The explosion of biomedical data, for example, is generating opportunities for researchers in STEM fields to make tremendous contributions to goals such as increasing the longevity and quality of life.

For example, a researcher in one of my labs worked in collaboration with physicians to develop a reinforcement-learning algorithm for a tool that provides personalized exercise incentives for diabetics. Different patients react differently to specific incentives at specific times. A text message saying that you are exercising less than 90 percent of other patients might cause one patient to exercise more and another to give up exercise altogether. The reinforcement learning algorithm produces the right messages for the right patients at the right time. These personalized messages significantly improve most patients’ exercise regimes and, in some cases, decrease the need for diabetes medication. This reinforcement learning algorithm is now being applied more widely.

My labs are also involved in a project that aims to predict which cancer patients are good candidates for specific cancer immunotherapy drugs. These drugs enhance the ability of our immune systems to go after cancer cells. The approach is more targeted than chemotherapy or radiation, more effective at eliminating cancer cells and less damaging to non-cancerous tissue. Cancer immunotherapy is a new field with more questions than answers. The organization Stand Up to Cancer is sponsoring about ten researchers from my labs to work on a host of projects with biologists and oncologists from many top biomedical institutions to answer these questions.

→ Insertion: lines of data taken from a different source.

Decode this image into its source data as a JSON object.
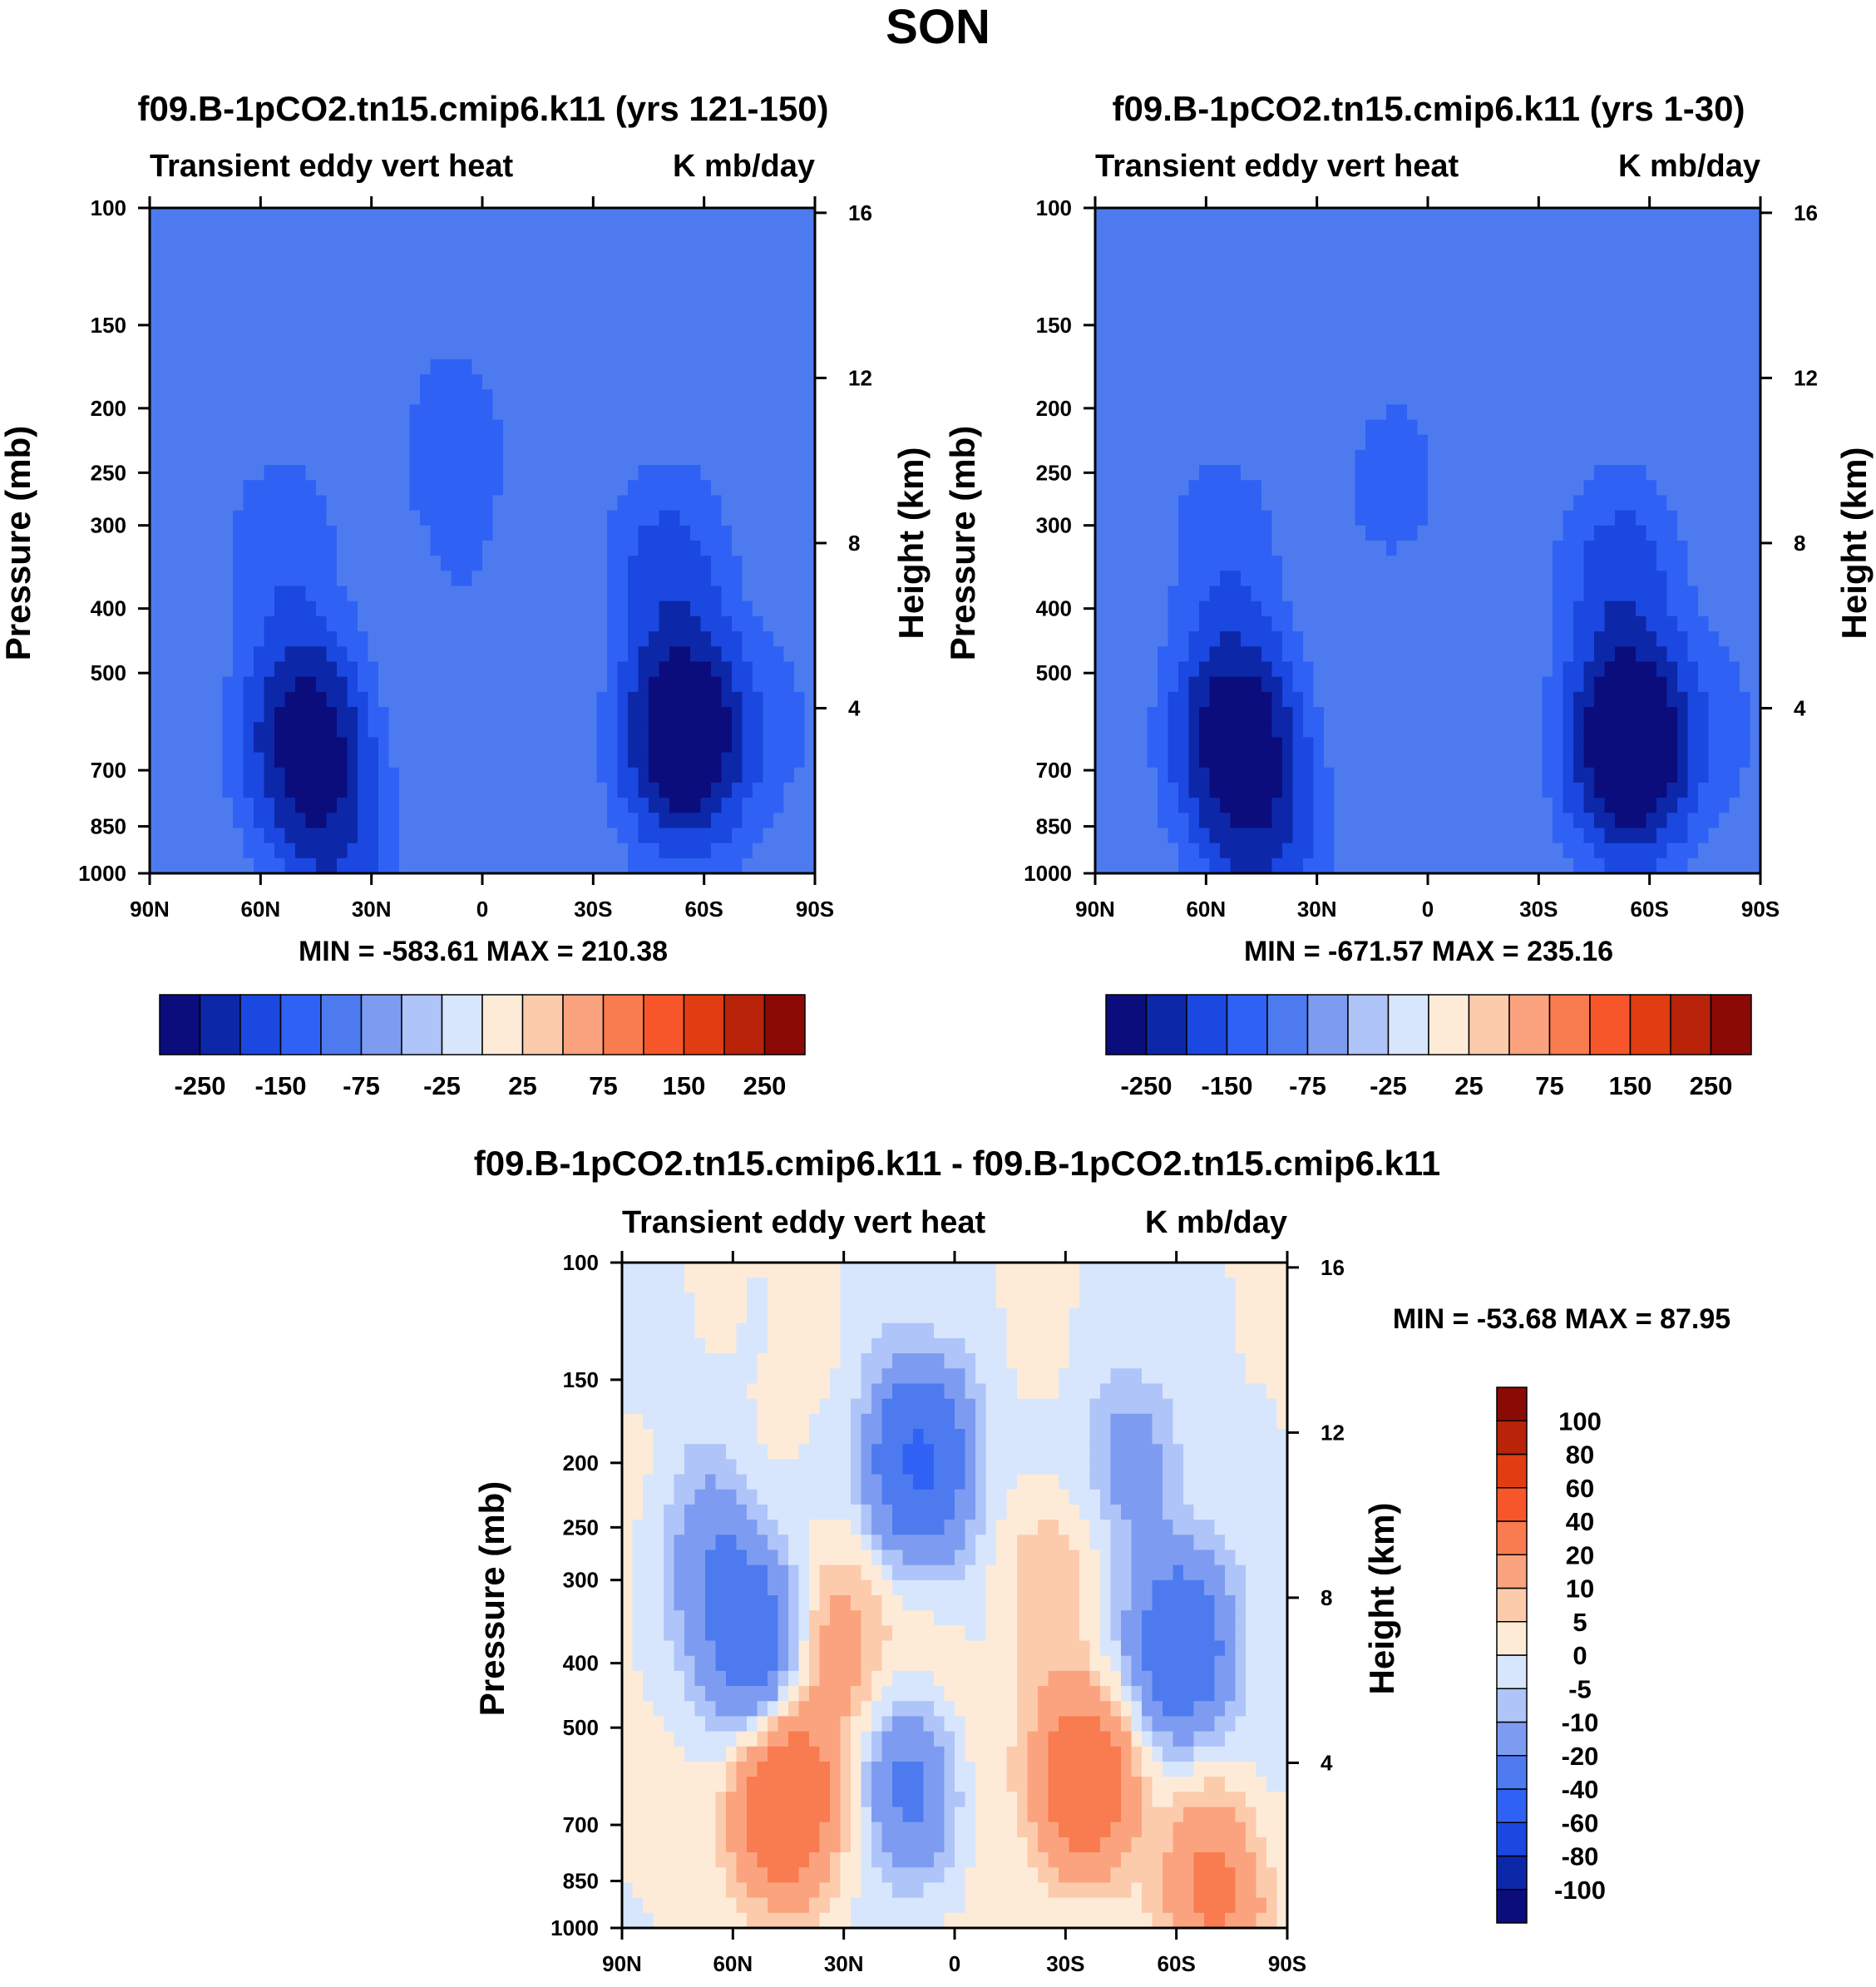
{
  "page_title": "SON",
  "chart_data": [
    {
      "type": "heatmap",
      "title": "f09.B-1pCO2.tn15.cmip6.k11 (yrs 121-150)",
      "subtitle_left": "Transient eddy vert heat",
      "subtitle_right": "K mb/day",
      "ylabel": "Pressure (mb)",
      "ylabel_right": "Height (km)",
      "x_ticks": [
        "90N",
        "60N",
        "30N",
        "0",
        "30S",
        "60S",
        "90S"
      ],
      "x_range": [
        90,
        -90
      ],
      "y_ticks": [
        100,
        150,
        200,
        250,
        300,
        400,
        500,
        700,
        850,
        1000
      ],
      "y_range": [
        1000,
        100
      ],
      "y_ticks_right": [
        4,
        8,
        12,
        16
      ],
      "stats": "MIN = -583.61   MAX = 210.38",
      "levels": [
        -250,
        -150,
        -75,
        -25,
        25,
        75,
        150,
        250
      ],
      "colors": [
        "#0b0d7d",
        "#0d27a9",
        "#1a48e0",
        "#2f62f4",
        "#4d7bef",
        "#7d9cf1",
        "#afc4f8",
        "#d7e6fc",
        "#fdebd8",
        "#fccbac",
        "#fba37f",
        "#f97b50",
        "#f6562a",
        "#e23d12",
        "#b8230a",
        "#8b0a06"
      ],
      "features": [
        {
          "lat": 48,
          "p": 620,
          "amp": -330
        },
        {
          "lat": 40,
          "p": 860,
          "amp": -140
        },
        {
          "lat": 54,
          "p": 330,
          "amp": -60
        },
        {
          "lat": -55,
          "p": 620,
          "amp": -480
        },
        {
          "lat": -50,
          "p": 350,
          "amp": -110
        },
        {
          "lat": 8,
          "p": 230,
          "amp": -60
        },
        {
          "lat": 5,
          "p": 400,
          "amp": -22
        },
        {
          "lat": -80,
          "p": 600,
          "amp": -30
        },
        {
          "lat": -20,
          "p": 480,
          "amp": 22
        },
        {
          "lat": 25,
          "p": 580,
          "amp": 16
        }
      ]
    },
    {
      "type": "heatmap",
      "title": "f09.B-1pCO2.tn15.cmip6.k11 (yrs 1-30)",
      "subtitle_left": "Transient eddy vert heat",
      "subtitle_right": "K mb/day",
      "ylabel": "Pressure (mb)",
      "ylabel_right": "Height (km)",
      "x_ticks": [
        "90N",
        "60N",
        "30N",
        "0",
        "30S",
        "60S",
        "90S"
      ],
      "x_range": [
        90,
        -90
      ],
      "y_ticks": [
        100,
        150,
        200,
        250,
        300,
        400,
        500,
        700,
        850,
        1000
      ],
      "y_range": [
        1000,
        100
      ],
      "y_ticks_right": [
        4,
        8,
        12,
        16
      ],
      "stats": "MIN = -671.57   MAX = 235.16",
      "levels": [
        -250,
        -150,
        -75,
        -25,
        25,
        75,
        150,
        250
      ],
      "colors": [
        "#0b0d7d",
        "#0d27a9",
        "#1a48e0",
        "#2f62f4",
        "#4d7bef",
        "#7d9cf1",
        "#afc4f8",
        "#d7e6fc",
        "#fdebd8",
        "#fccbac",
        "#fba37f",
        "#f97b50",
        "#f6562a",
        "#e23d12",
        "#b8230a",
        "#8b0a06"
      ],
      "features": [
        {
          "lat": 52,
          "p": 620,
          "amp": -380
        },
        {
          "lat": 45,
          "p": 860,
          "amp": -150
        },
        {
          "lat": 55,
          "p": 330,
          "amp": -60
        },
        {
          "lat": -55,
          "p": 640,
          "amp": -520
        },
        {
          "lat": -52,
          "p": 360,
          "amp": -120
        },
        {
          "lat": 10,
          "p": 260,
          "amp": -45
        },
        {
          "lat": -80,
          "p": 600,
          "amp": -30
        },
        {
          "lat": 15,
          "p": 560,
          "amp": 20
        },
        {
          "lat": -15,
          "p": 580,
          "amp": 18
        }
      ]
    },
    {
      "type": "heatmap",
      "title": "f09.B-1pCO2.tn15.cmip6.k11 - f09.B-1pCO2.tn15.cmip6.k11",
      "subtitle_left": "Transient eddy vert heat",
      "subtitle_right": "K mb/day",
      "ylabel": "Pressure (mb)",
      "ylabel_right": "Height (km)",
      "x_ticks": [
        "90N",
        "60N",
        "30N",
        "0",
        "30S",
        "60S",
        "90S"
      ],
      "x_range": [
        90,
        -90
      ],
      "y_ticks": [
        100,
        150,
        200,
        250,
        300,
        400,
        500,
        700,
        850,
        1000
      ],
      "y_range": [
        1000,
        100
      ],
      "y_ticks_right": [
        4,
        8,
        12,
        16
      ],
      "stats": "MIN = -53.68   MAX =  87.95",
      "levels": [
        -100,
        -80,
        -60,
        -40,
        -20,
        -10,
        -5,
        0,
        5,
        10,
        20,
        40,
        60,
        80,
        100
      ],
      "colors": [
        "#0b0d7d",
        "#0d27a9",
        "#1a48e0",
        "#2f62f4",
        "#4d7bef",
        "#7d9cf1",
        "#afc4f8",
        "#d7e6fc",
        "#fdebd8",
        "#fccbac",
        "#fba37f",
        "#f97b50",
        "#f6562a",
        "#e23d12",
        "#b8230a",
        "#8b0a06"
      ],
      "features": [
        {
          "lat": 55,
          "p": 380,
          "amp": -28
        },
        {
          "lat": 65,
          "p": 280,
          "amp": -14
        },
        {
          "lat": 10,
          "p": 200,
          "amp": -42
        },
        {
          "lat": 12,
          "p": 600,
          "amp": -26
        },
        {
          "lat": -60,
          "p": 380,
          "amp": -38
        },
        {
          "lat": -45,
          "p": 200,
          "amp": -14
        },
        {
          "lat": 45,
          "p": 650,
          "amp": 42
        },
        {
          "lat": 30,
          "p": 380,
          "amp": 14
        },
        {
          "lat": -35,
          "p": 600,
          "amp": 38
        },
        {
          "lat": -25,
          "p": 300,
          "amp": 10
        },
        {
          "lat": -70,
          "p": 880,
          "amp": 22
        },
        {
          "lat": 0,
          "p": 500,
          "amp": 6
        }
      ]
    }
  ]
}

For example, individuals differ not only in their genomes, but also in the makeup of their immune cells. Two people who are genetically quite similar can develop vastly different repertoires of T-cells, which are white blood cells that scan for abnormalities and infections. An interplay of our genomes, our environments and our T-cell repertoires determines how well we might react to a specific cancer immunotherapy drug. This interplay leads to a high-dimensional sparse-statistics problem that new techniques in machine learning and statistics can help solve.

A new field forming at the boundary of AI and ethics is another area where STEM researchers are working collaboratively and creatively to generate substantial societal impact. Researchers are developing machine-learning models, for example, to de-bias data sets and make decisions that are fairer than those made by humans. Computer scientists, ethicists, lawyers and social scientists are collaborating to formulate notions of fairness, accountability and transparency. This work will improve the fairness of search engine outputs as well as job placement, school admission and legal decisions, for example.

Biomedicine and ethical data-driven decision-making are just two fields where the explosion of data is opening opportunities for STEM researchers to generate impact. Opportunities for impact are everywhere, from the social sciences to the arts. The keys to success are to follow your passion, develop the confidence to let your scientific intuition lead the way and then do the work to realize your vision.